Dorona Gewog (རྡོ་རོ་ན་རྒེད་འོག) is a gewog (village block) of Dagana District, Bhutan. It also comprises part of Dagapela sub-district, along with Goshi and Tashiding Gewogs.

As of 2017 it had a population of 2,355 people, who own 335 acres of dry land and 64 acres of wetland. The gewog is a producer of cardamom and citrus fruits.

==History==
On September 29, 1990, a group of four unidentified men set fire to a dispensary in Dorona. The attack was in coordination with unrest in southern Bhutan that month between villagers and the administrative authority, who called for better communication with the people. Dzongda Hisey Dorji called a meeting in Nimtoladara on April 4, 1991 to review the southern uprisings.

==Administrative divisions==
Dorona Gewog is divided administratively into five chiwogs:

- Dorona Chhewa
- Dorona Chhoongwa
- Mangmethang (Maamedthang)
- Nimtola (Nyhitola)
- Tshalamji

==Economy==
Citrus fruits and cardamom are grown in Dorona, with relatively fewer vegetables grown due to it being further from the market and cut off during the monsoon season. A farm shop was expected to be built by May 2017. Green houses with citrus saplings have been built in Mamedthang chiwog.
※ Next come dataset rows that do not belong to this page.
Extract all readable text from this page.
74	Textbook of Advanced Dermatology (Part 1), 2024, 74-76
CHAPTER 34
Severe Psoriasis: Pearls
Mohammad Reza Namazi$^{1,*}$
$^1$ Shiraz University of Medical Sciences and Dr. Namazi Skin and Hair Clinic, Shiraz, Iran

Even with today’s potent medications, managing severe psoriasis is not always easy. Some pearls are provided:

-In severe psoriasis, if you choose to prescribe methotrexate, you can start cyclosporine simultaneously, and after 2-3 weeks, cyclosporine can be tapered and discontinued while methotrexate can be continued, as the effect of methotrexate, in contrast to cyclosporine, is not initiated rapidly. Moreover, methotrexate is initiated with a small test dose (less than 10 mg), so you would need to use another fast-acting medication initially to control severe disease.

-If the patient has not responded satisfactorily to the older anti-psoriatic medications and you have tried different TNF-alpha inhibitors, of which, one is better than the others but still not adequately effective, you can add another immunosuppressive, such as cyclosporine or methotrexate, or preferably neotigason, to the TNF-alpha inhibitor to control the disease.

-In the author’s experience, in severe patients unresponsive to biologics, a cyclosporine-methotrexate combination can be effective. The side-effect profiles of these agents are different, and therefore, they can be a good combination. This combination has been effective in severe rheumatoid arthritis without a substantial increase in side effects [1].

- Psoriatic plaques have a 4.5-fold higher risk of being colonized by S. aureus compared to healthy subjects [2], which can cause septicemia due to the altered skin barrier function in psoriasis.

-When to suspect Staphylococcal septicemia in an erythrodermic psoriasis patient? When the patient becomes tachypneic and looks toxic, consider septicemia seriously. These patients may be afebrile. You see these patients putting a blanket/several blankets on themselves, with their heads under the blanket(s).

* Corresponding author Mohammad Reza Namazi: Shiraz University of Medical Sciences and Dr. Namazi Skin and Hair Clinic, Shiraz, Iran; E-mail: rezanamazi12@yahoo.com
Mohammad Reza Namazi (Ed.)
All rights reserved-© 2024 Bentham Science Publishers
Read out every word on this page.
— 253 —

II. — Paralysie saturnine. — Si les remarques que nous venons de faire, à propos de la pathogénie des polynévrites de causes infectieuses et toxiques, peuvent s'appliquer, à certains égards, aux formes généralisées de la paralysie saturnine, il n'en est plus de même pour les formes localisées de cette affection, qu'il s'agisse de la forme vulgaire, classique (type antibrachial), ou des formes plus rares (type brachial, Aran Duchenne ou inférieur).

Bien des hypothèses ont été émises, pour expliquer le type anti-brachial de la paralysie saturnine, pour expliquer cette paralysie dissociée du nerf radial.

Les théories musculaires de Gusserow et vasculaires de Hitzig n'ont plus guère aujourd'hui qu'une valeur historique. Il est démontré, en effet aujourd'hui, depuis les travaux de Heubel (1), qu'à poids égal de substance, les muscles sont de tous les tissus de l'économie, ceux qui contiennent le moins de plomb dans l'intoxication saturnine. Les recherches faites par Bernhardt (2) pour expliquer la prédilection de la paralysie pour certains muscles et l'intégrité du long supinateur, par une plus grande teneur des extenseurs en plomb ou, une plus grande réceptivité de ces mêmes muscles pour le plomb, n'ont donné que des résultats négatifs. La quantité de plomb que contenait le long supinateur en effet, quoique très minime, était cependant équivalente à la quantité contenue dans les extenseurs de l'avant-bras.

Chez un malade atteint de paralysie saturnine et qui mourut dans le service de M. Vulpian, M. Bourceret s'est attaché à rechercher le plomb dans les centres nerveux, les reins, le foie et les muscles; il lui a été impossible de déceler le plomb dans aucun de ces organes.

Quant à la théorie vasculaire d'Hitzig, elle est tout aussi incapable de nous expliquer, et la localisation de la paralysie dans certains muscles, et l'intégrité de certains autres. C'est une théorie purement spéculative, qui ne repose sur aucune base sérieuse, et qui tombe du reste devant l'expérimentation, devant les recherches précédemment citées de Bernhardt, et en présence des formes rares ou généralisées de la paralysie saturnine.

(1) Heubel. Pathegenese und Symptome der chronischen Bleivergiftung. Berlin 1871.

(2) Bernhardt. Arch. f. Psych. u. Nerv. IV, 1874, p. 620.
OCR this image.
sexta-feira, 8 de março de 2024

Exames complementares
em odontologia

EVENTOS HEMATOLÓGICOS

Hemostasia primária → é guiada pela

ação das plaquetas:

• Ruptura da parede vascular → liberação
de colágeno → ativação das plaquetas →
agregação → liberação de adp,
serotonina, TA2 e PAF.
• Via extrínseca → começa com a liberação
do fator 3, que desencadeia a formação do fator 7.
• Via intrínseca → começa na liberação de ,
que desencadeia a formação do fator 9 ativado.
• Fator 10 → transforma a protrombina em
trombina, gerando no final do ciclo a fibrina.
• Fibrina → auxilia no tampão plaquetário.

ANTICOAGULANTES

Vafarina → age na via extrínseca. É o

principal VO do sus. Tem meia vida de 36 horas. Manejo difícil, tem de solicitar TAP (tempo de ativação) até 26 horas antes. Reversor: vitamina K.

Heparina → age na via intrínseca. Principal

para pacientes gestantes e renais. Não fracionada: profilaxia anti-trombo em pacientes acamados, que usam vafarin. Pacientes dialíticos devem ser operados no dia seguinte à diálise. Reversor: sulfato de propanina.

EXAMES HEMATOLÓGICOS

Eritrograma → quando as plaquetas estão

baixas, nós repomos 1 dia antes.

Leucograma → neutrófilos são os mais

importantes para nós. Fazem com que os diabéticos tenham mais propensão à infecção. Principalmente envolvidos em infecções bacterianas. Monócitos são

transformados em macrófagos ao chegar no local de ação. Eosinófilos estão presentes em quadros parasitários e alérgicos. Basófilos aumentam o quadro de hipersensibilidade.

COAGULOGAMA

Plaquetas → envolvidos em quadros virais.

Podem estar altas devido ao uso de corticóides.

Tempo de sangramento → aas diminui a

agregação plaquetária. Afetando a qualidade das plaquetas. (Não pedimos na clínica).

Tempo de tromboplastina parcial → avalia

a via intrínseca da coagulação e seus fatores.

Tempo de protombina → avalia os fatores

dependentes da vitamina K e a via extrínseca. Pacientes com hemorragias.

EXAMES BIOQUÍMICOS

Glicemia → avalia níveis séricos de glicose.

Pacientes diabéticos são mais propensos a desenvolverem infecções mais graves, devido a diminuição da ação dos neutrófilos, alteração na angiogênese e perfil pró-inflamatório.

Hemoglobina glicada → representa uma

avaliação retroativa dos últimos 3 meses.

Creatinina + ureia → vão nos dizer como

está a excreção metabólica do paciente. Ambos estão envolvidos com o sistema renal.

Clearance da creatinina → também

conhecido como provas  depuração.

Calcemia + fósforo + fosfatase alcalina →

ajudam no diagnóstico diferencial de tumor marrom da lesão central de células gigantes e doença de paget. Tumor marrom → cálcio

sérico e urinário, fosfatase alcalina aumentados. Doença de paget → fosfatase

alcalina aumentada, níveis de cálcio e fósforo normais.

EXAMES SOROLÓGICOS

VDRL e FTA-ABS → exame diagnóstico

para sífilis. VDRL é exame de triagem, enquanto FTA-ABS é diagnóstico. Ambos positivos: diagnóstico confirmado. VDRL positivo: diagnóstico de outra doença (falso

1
In November 2016 a Citrus Fruit Drop Collection and Destruction campaign was held in Dorona and Drujegang Gewog, conducted by the National Plant Protection Centre in collaboration with the Dzongkhag Agriculture Sector of Dagana.

Only Mangmethang and Nimtola chiwogs cultivate paddy. In April 2017 a power tiller was introduced by the government to assist in the cultivation of maize on the steep slopes in Nimtola.